講師は「diorama radio 藤川哲也」さん。
これまでの作品を見せてもらったが、集めると街ができるほど。

材料はすべて準備されていて、持ち物は「ハサミとカッター」を指定されていた。 私はカッターは用意していたがハサミを忘れていた。それも借りることができ、スムーズに進むことができた。

カッターで切っても机が傷つかないようなマットやものさしも準備されていた。 講師の先生が用意したダンボールには、あらかじめ鉛筆のようなもので設計図が書かれていた、

気に抜いたものを直方体に形作って、のりづけをする。輪ゴムでしばらく固定。

接着剤が固まるまでの間を利用して、ここ大阪歴史博物館の学芸員さんから「大阪市立中央公会堂」の歴史についてお話があった。
中央公会堂は1913年(大正2年)に着工され、1918年(大正7年)に竣工している。そのとき設計のコンペがあり、1位にえらばれたのが上の写真の岡田信一郎さんのものだそうだ。
中央公会堂の特徴は、材料がすべて国産だということ。白い大理石も赤いレンガも国産である。その赤いレンガを作ったのがどこかというと、堺市だということだ。大正時代、日本のレンガ生産量は堺市がトップだと言う。現在は北海道だそうだ。

2位、3位になった作品も見せてもらった。今のデザインと全く違っている。
もし違うデザインが採用されていたら、中央公会堂付近の風景も違って見えるだろうなあと思った。

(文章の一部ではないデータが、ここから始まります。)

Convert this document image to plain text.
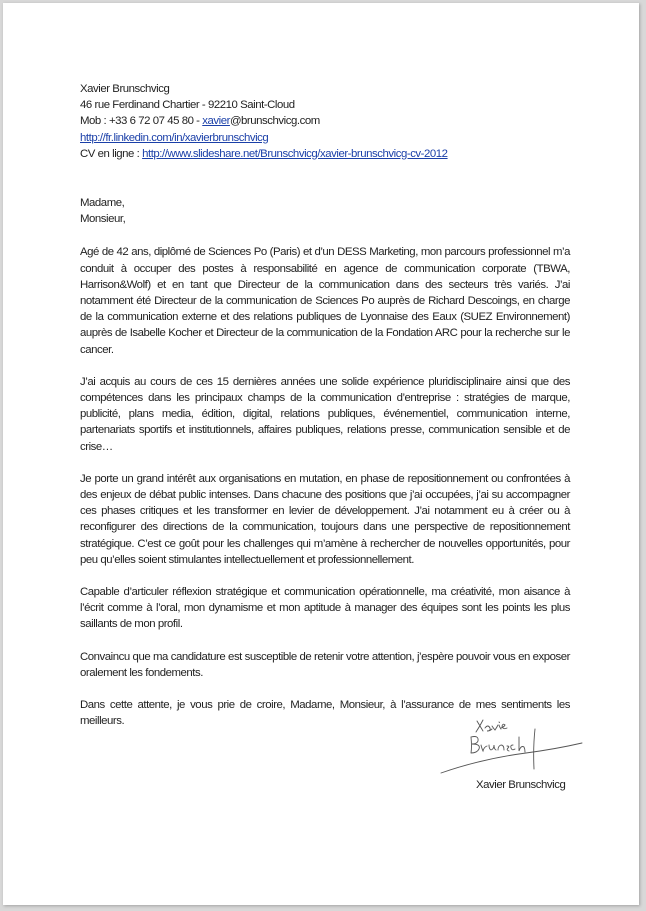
Xavier Brunschvicg
46 rue Ferdinand Chartier - 92210 Saint-Cloud
Mob : +33 6 72 07 45 80 - xavier@brunschvicg.com
http://fr.linkedin.com/in/xavierbrunschvicg
CV en ligne : http://www.slideshare.net/Brunschvicg/xavier-brunschvicg-cv-2012
Madame,
Monsieur,
Agé de 42 ans, diplômé de Sciences Po (Paris) et d’un DESS Marketing, mon parcours professionnel m’a conduit à occuper des postes à responsabilité en agence de communication corporate (TBWA, Harrison&Wolf) et en tant que Directeur de la communication dans des secteurs très variés. J’ai notamment été Directeur de la communication de Sciences Po auprès de Richard Descoings, en charge de la communication externe et des relations publiques de Lyonnaise des Eaux (SUEZ Environnement) auprès de Isabelle Kocher et Directeur de la communication de la Fondation ARC pour la recherche sur le cancer.
J’ai acquis au cours de ces 15 dernières années une solide expérience pluridisciplinaire ainsi que des compétences dans les principaux champs de la communication d’entreprise : stratégies de marque, publicité, plans media, édition, digital, relations publiques, événementiel, communication interne, partenariats sportifs et institutionnels, affaires publiques, relations presse, communication sensible et de crise…
Je porte un grand intérêt aux organisations en mutation, en phase de repositionnement ou confrontées à des enjeux de débat public intenses. Dans chacune des positions que j’ai occupées, j’ai su accompagner ces phases critiques et les transformer en levier de développement. J’ai notamment eu à créer ou à reconfigurer des directions de la communication, toujours dans une perspective de repositionnement stratégique. C’est ce goût pour les challenges qui m’amène à rechercher de nouvelles opportunités, pour peu qu’elles soient stimulantes intellectuellement et professionnellement.
Capable d’articuler réflexion stratégique et communication opérationnelle, ma créativité, mon aisance à l’écrit comme à l’oral, mon dynamisme et mon aptitude à manager des équipes sont les points les plus saillants de mon profil.
Convaincu que ma candidature est susceptible de retenir votre attention, j’espère pouvoir vous en exposer oralement les fondements.
Dans cette attente, je vous prie de croire, Madame, Monsieur, à l’assurance de mes sentiments les meilleurs.
Xavier Brunschvicg
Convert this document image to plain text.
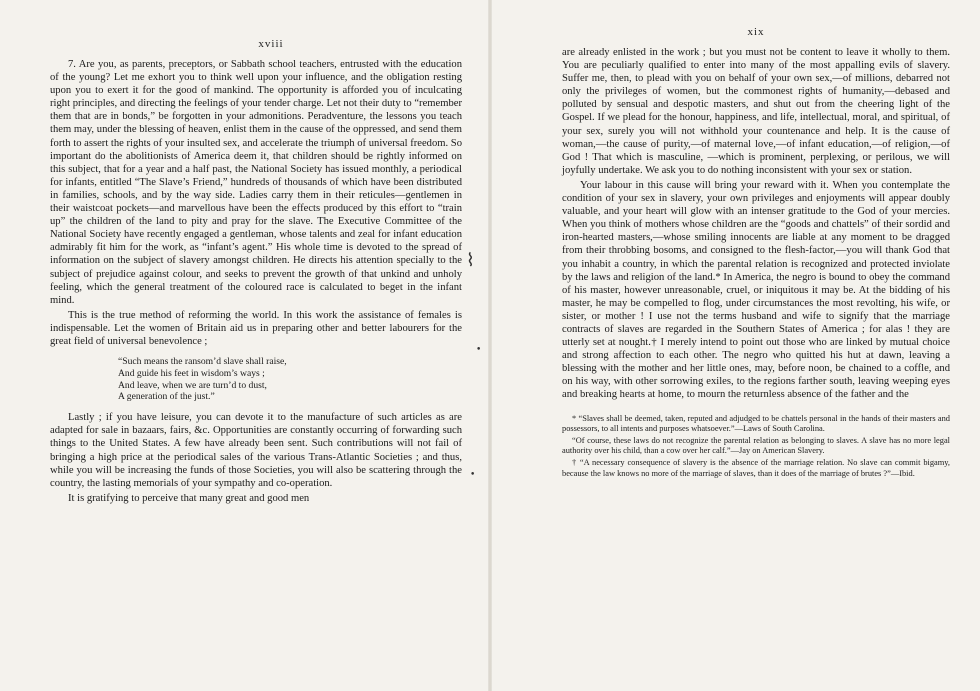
xviii

7. Are you, as parents, preceptors, or Sabbath school teachers, entrusted with the education of the young? Let me exhort you to think well upon your influence, and the obligation resting upon you to exert it for the good of mankind. The opportunity is afforded you of inculcating right principles, and directing the feelings of your tender charge. Let not their duty to “remember them that are in bonds,” be forgotten in your admonitions. Peradventure, the lessons you teach them may, under the blessing of heaven, enlist them in the cause of the oppressed, and send them forth to assert the rights of your insulted sex, and accelerate the triumph of universal freedom. So important do the abolitionists of America deem it, that children should be rightly informed on this subject, that for a year and a half past, the National Society has issued monthly, a periodical for infants, entitled “The Slave’s Friend,” hundreds of thousands of which have been distributed in families, schools, and by the way side. Ladies carry them in their reticules—gentlemen in their waistcoat pockets—and marvellous have been the effects produced by this effort to “train up” the children of the land to pity and pray for the slave. The Executive Committee of the National Society have recently engaged a gentleman, whose talents and zeal for infant education admirably fit him for the work, as “infant’s agent.” His whole time is devoted to the spread of information on the subject of slavery amongst children. He directs his attention specially to the subject of prejudice against colour, and seeks to prevent the growth of that unkind and unholy feeling, which the general treatment of the coloured race is calculated to beget in the infant mind.

This is the true method of reforming the world. In this work the assistance of females is indispensable. Let the women of Britain aid us in preparing other and better labourers for the great field of universal benevolence ;

“Such means the ransom’d slave shall raise,
And guide his feet in wisdom’s ways ;
And leave, when we are turn’d to dust,
A generation of the just.”

Lastly ; if you have leisure, you can devote it to the manufacture of such articles as are adapted for sale in bazaars, fairs, &c. Opportunities are constantly occurring of forwarding such things to the United States. A few have already been sent. Such contributions will not fail of bringing a high price at the periodical sales of the various Trans-Atlantic Societies ; and thus, while you will be increasing the funds of those Societies, you will also be scattering through the country, the lasting memorials of your sympathy and co-operation.

It is gratifying to perceive that many great and good men

⌇
•
•
xix

are already enlisted in the work ; but you must not be content to leave it wholly to them. You are peculiarly qualified to enter into many of the most appalling evils of slavery. Suffer me, then, to plead with you on behalf of your own sex,—of millions, debarred not only the privileges of women, but the commonest rights of humanity,—debased and polluted by sensual and despotic masters, and shut out from the cheering light of the Gospel. If we plead for the honour, happiness, and life, intellectual, moral, and spiritual, of your sex, surely you will not withhold your countenance and help. It is the cause of woman,—the cause of purity,—of maternal love,—of infant education,—of religion,—of God ! That which is masculine, —which is prominent, perplexing, or perilous, we will joyfully undertake. We ask you to do nothing inconsistent with your sex or station.

Your labour in this cause will bring your reward with it. When you contemplate the condition of your sex in slavery, your own privileges and enjoyments will appear doubly valuable, and your heart will glow with an intenser gratitude to the God of your mercies. When you think of mothers whose children are the “goods and chattels” of their sordid and iron-hearted masters,—whose smiling innocents are liable at any moment to be dragged from their throbbing bosoms, and consigned to the flesh-factor,—you will thank God that you inhabit a country, in which the parental relation is recognized and protected inviolate by the laws and religion of the land.* In America, the negro is bound to obey the command of his master, however unreasonable, cruel, or iniquitous it may be. At the bidding of his master, he may be compelled to flog, under circumstances the most revolting, his wife, or sister, or mother ! I use not the terms husband and wife to signify that the marriage contracts of slaves are regarded in the Southern States of America ; for alas ! they are utterly set at nought.† I merely intend to point out those who are linked by mutual choice and strong affection to each other. The negro who quitted his hut at dawn, leaving a blessing with the mother and her little ones, may, before noon, be chained to a coffle, and on his way, with other sorrowing exiles, to the regions farther south, leaving weeping eyes and breaking hearts at home, to mourn the returnless absence of the father and the

* “Slaves shall be deemed, taken, reputed and adjudged to be chattels personal in the hands of their masters and possessors, to all intents and purposes whatsoever.”—Laws of South Carolina.

“Of course, these laws do not recognize the parental relation as belonging to slaves. A slave has no more legal authority over his child, than a cow over her calf.”—Jay on American Slavery.

† “A necessary consequence of slavery is the absence of the marriage relation. No slave can commit bigamy, because the law knows no more of the marriage of slaves, than it does of the marriage of brutes ?”—Ibid.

3つのダンボールの直方体に色を塗る。パステルを貸してもらって、実物の写真を見ながら色を塗る。 窓の形や柱の位置などは、本物そっくりにしてもいいし、私のように自由にデフォルメしてもおもしろい。

植木と建物の上にある避雷針の模型はサービスでいただいた。
かまぼこ板のような板、バルサ材のようだが、それもサービス。そこには講師の先生が用意された「大阪市中央公会堂」のネームシールを貼って出来上がり。

一緒に作った人たちの作品。 同じ材料、同じ資料を使っても、出来上がりが違うのがおもしろい。今回は大阪市中央公会堂がモデルだったけれど、大阪や全国の有名な建築物をモデルにして、ダンボールクラフトが楽しめそうだった。
来年もあったら、行ってみようかなと思った。